Еще он должен был убирать со столов, а потом добрый час работать на кухне. Ему было позволено перекусить на скорую руку, подъедая оставшиеся на тарелках овощи, всегда залитые одинаково застывшей грязновато-коричневой подливкой. После этого он мыл посуду, в чем теоретически – и только теоретически – ему должен был помогать постоянно чем-то напуганный подросток, у которого была цилиндрической формы голова, покрытое прыщами лицо и полные губы, напоминавшие кровяные сосиски. Его звали Кламзу. Об этом Ксавье узнал не от самого мальчика, потому что на протяжении трех вечеров изматывающей тяжелой работы тот ни разу не смог выговорить ни одного слова целиком; череп его был для слов тюрьмой. Единственными звуками, слетавшими с его губ были именно эти два слога – «клам» и «зу», от которых и произошло его имя. Никто не имел даже отдаленного представления о том, на каком языке эти звуки могли бы что-либо значить. Хотя для самого подростка они, очевидно, могли означать все что угодно. Когда поначалу Ксавье попал на кухню, он однажды попытался добиться от подростка хоть какого-то членораздельного ответа, задавая ему всякие вопросы типа:
– Ну, друг Кламзу, как сегодня дела идут?
Или:
– Ну, друг мой Кламзу, сегодня у нас, должно быть, работы будет выше головы?

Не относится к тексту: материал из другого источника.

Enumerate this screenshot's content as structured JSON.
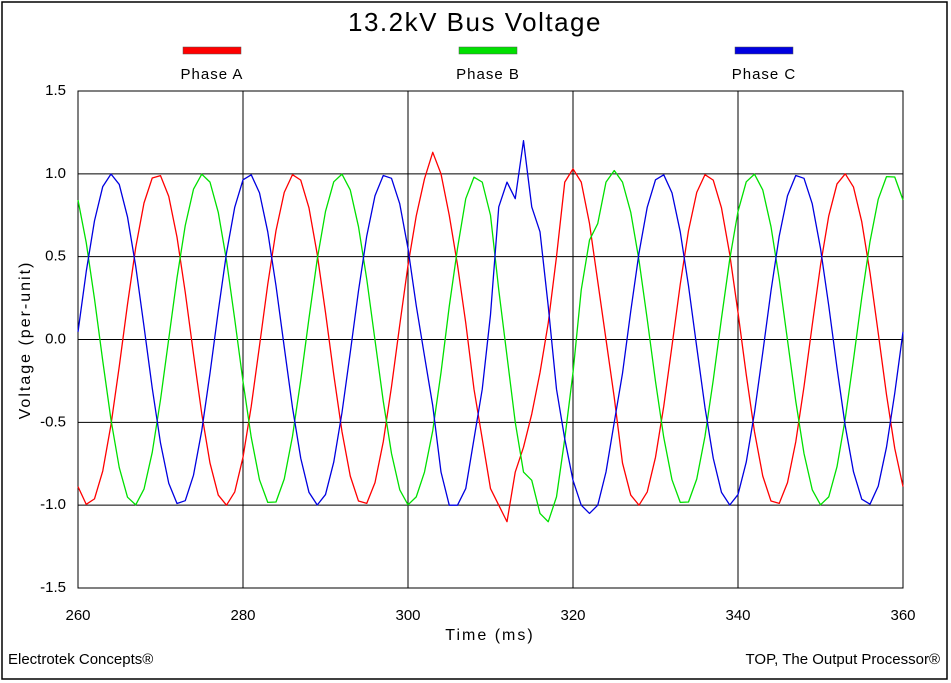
{
  "chart_data": {
    "type": "line",
    "title": "13.2kV Bus Voltage",
    "x_label": "Time (ms)",
    "y_label": "Voltage (per-unit)",
    "annotations": [
      "Electrotek Concepts®",
      "TOP, The Output Processor®"
    ],
    "grid": true,
    "legend_position": "top",
    "xlim": [
      260,
      360
    ],
    "xticks": [
      260,
      280,
      300,
      320,
      340,
      360
    ],
    "ylim": [
      -1.5,
      1.5
    ],
    "yticks": [
      -1.5,
      {
        "value": -1,
        "label": "-1.0"
      },
      -0.5,
      {
        "value": 0,
        "label": "0.0"
      },
      0.5,
      {
        "value": 1,
        "label": "1.0"
      },
      1.5
    ],
    "x": [
      260,
      261,
      262,
      263,
      264,
      265,
      266,
      267,
      268,
      269,
      270,
      271,
      272,
      273,
      274,
      275,
      276,
      277,
      278,
      279,
      280,
      281,
      282,
      283,
      284,
      285,
      286,
      287,
      288,
      289,
      290,
      291,
      292,
      293,
      294,
      295,
      296,
      297,
      298,
      299,
      300,
      301,
      302,
      303,
      304,
      305,
      306,
      307,
      308,
      309,
      310,
      311,
      312,
      313,
      314,
      315,
      316,
      317,
      318,
      319,
      320,
      321,
      322,
      323,
      324,
      325,
      326,
      327,
      328,
      329,
      330,
      331,
      332,
      333,
      334,
      335,
      336,
      337,
      338,
      339,
      340,
      341,
      342,
      343,
      344,
      345,
      346,
      347,
      348,
      349,
      350,
      351,
      352,
      353,
      354,
      355,
      356,
      357,
      358,
      359,
      360
    ],
    "series": [
      {
        "name": "Phase A",
        "color": "#ff0000",
        "values": [
          -0.888,
          -0.995,
          -0.962,
          -0.794,
          -0.514,
          -0.163,
          0.212,
          0.557,
          0.824,
          0.975,
          0.989,
          0.864,
          0.618,
          0.285,
          -0.088,
          -0.448,
          -0.746,
          -0.939,
          -1.0,
          -0.92,
          -0.711,
          -0.403,
          -0.038,
          0.333,
          0.657,
          0.888,
          0.995,
          0.962,
          0.794,
          0.514,
          0.163,
          -0.212,
          -0.557,
          -0.824,
          -0.975,
          -0.989,
          -0.864,
          -0.618,
          -0.285,
          0.088,
          0.448,
          0.746,
          0.97,
          1.13,
          1.0,
          0.75,
          0.45,
          0.1,
          -0.3,
          -0.6,
          -0.9,
          -1.0,
          -1.1,
          -0.8,
          -0.65,
          -0.45,
          -0.2,
          0.1,
          0.5,
          0.95,
          1.03,
          0.95,
          0.7,
          0.35,
          0.0,
          -0.35,
          -0.746,
          -0.939,
          -1.0,
          -0.92,
          -0.711,
          -0.403,
          -0.038,
          0.333,
          0.657,
          0.888,
          0.995,
          0.962,
          0.794,
          0.514,
          0.163,
          -0.212,
          -0.557,
          -0.824,
          -0.975,
          -0.989,
          -0.864,
          -0.618,
          -0.285,
          0.088,
          0.448,
          0.746,
          0.939,
          1.0,
          0.92,
          0.711,
          0.403,
          0.038,
          -0.333,
          -0.657,
          -0.888
        ]
      },
      {
        "name": "Phase B",
        "color": "#00e000",
        "values": [
          0.842,
          0.584,
          0.245,
          -0.129,
          -0.485,
          -0.773,
          -0.952,
          -0.998,
          -0.903,
          -0.681,
          -0.364,
          0.004,
          0.372,
          0.688,
          0.907,
          0.998,
          0.95,
          0.768,
          0.478,
          0.121,
          -0.253,
          -0.591,
          -0.847,
          -0.983,
          -0.981,
          -0.842,
          -0.584,
          -0.245,
          0.129,
          0.485,
          0.773,
          0.952,
          0.998,
          0.903,
          0.681,
          0.364,
          -0.004,
          -0.372,
          -0.688,
          -0.907,
          -0.998,
          -0.95,
          -0.8,
          -0.55,
          -0.2,
          0.2,
          0.55,
          0.85,
          0.98,
          0.95,
          0.75,
          0.3,
          -0.1,
          -0.5,
          -0.8,
          -0.85,
          -1.05,
          -1.1,
          -0.95,
          -0.6,
          -0.2,
          0.3,
          0.6,
          0.7,
          0.95,
          1.02,
          0.95,
          0.768,
          0.478,
          0.121,
          -0.253,
          -0.591,
          -0.847,
          -0.983,
          -0.981,
          -0.842,
          -0.584,
          -0.245,
          0.129,
          0.485,
          0.773,
          0.952,
          0.998,
          0.903,
          0.681,
          0.364,
          -0.004,
          -0.372,
          -0.688,
          -0.907,
          -0.998,
          -0.95,
          -0.768,
          -0.478,
          -0.121,
          0.253,
          0.591,
          0.847,
          0.983,
          0.981,
          0.842
        ]
      },
      {
        "name": "Phase C",
        "color": "#0000e0",
        "values": [
          0.046,
          0.411,
          0.717,
          0.923,
          0.999,
          0.936,
          0.74,
          0.441,
          0.079,
          -0.294,
          -0.625,
          -0.868,
          -0.99,
          -0.973,
          -0.819,
          -0.55,
          -0.204,
          0.171,
          0.522,
          0.799,
          0.964,
          0.994,
          0.885,
          0.65,
          0.324,
          -0.046,
          -0.411,
          -0.717,
          -0.923,
          -0.999,
          -0.936,
          -0.74,
          -0.441,
          -0.079,
          0.294,
          0.625,
          0.868,
          0.99,
          0.973,
          0.819,
          0.55,
          0.204,
          -0.1,
          -0.4,
          -0.8,
          -1.0,
          -1.0,
          -0.9,
          -0.6,
          -0.3,
          0.15,
          0.8,
          0.95,
          0.85,
          1.2,
          0.8,
          0.65,
          0.2,
          -0.3,
          -0.6,
          -0.85,
          -1.0,
          -1.05,
          -1.0,
          -0.8,
          -0.5,
          -0.204,
          0.171,
          0.522,
          0.799,
          0.964,
          0.994,
          0.885,
          0.65,
          0.324,
          -0.046,
          -0.411,
          -0.717,
          -0.923,
          -0.999,
          -0.936,
          -0.74,
          -0.441,
          -0.079,
          0.294,
          0.625,
          0.868,
          0.99,
          0.973,
          0.819,
          0.55,
          0.204,
          -0.171,
          -0.522,
          -0.799,
          -0.964,
          -0.994,
          -0.885,
          -0.65,
          -0.324,
          0.046
        ]
      }
    ]
  }
}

Но друг его Кламзу в ответ лишь молчал, будто воды в рот набрал. Он понимал только самые простые слова, такие, как «сюда», «туда» «быстро», «я», «ты», причем, чтобы до него действительно что-то дошло, их надо было еще сопровождать весьма выразительными жестами. И только на третью ночь под самый конец смены, когда эта голова, в которой слова томились, как в узилище, вышла на сцену Ксавье понял, что ей еще прекрасно понятно значение глагола «моргать». Его напарнику по мытью посуды это слово выкрикивали мажестиканцы, сидевшие за дальними столиками. Парень завертелся, как волчок, веки у него конвульсивно задергались, зацокал языком, как извозчик, и так далее. Все это, вместе взятое и называлось морганием. Подручного оно не интересовало. Тем менее он поздравил Кламзу с успехом, когда тот вернулся на кухни радостно улыбаясь до ушей, продолжая вертеться и яростно моргать среди мешков с мусором и отбросами до самого закрытия заведения. После того как из заведения выталкивали распоследних пьянчуг, Ксавье в качестве последней обязанности должен был заниматься починкой инструментов виртуозов игры на банджо – работа отнимала у него еще по меньшей мере полчаса. Ему нужны были для этой работы клей и клейкая лента, которая все время прилипала к пальцам. В конце концов ему приходилось самого бить себя по лицу, чтобы не вырубиться от усталости, потому чт нос его точно отвесом тянуло к столу. Хотя, надо сказать, он никогда не уходил с работы, не поделившись со своим коллегой грошовыми чаевыми, заработанными при обслуживании столиков. Кламзу сжимал мелочь в ладони, но если бы Ксавье дал ему вместо монеток камешки, подросток бы сжал их с не меньшим энтузиазмом.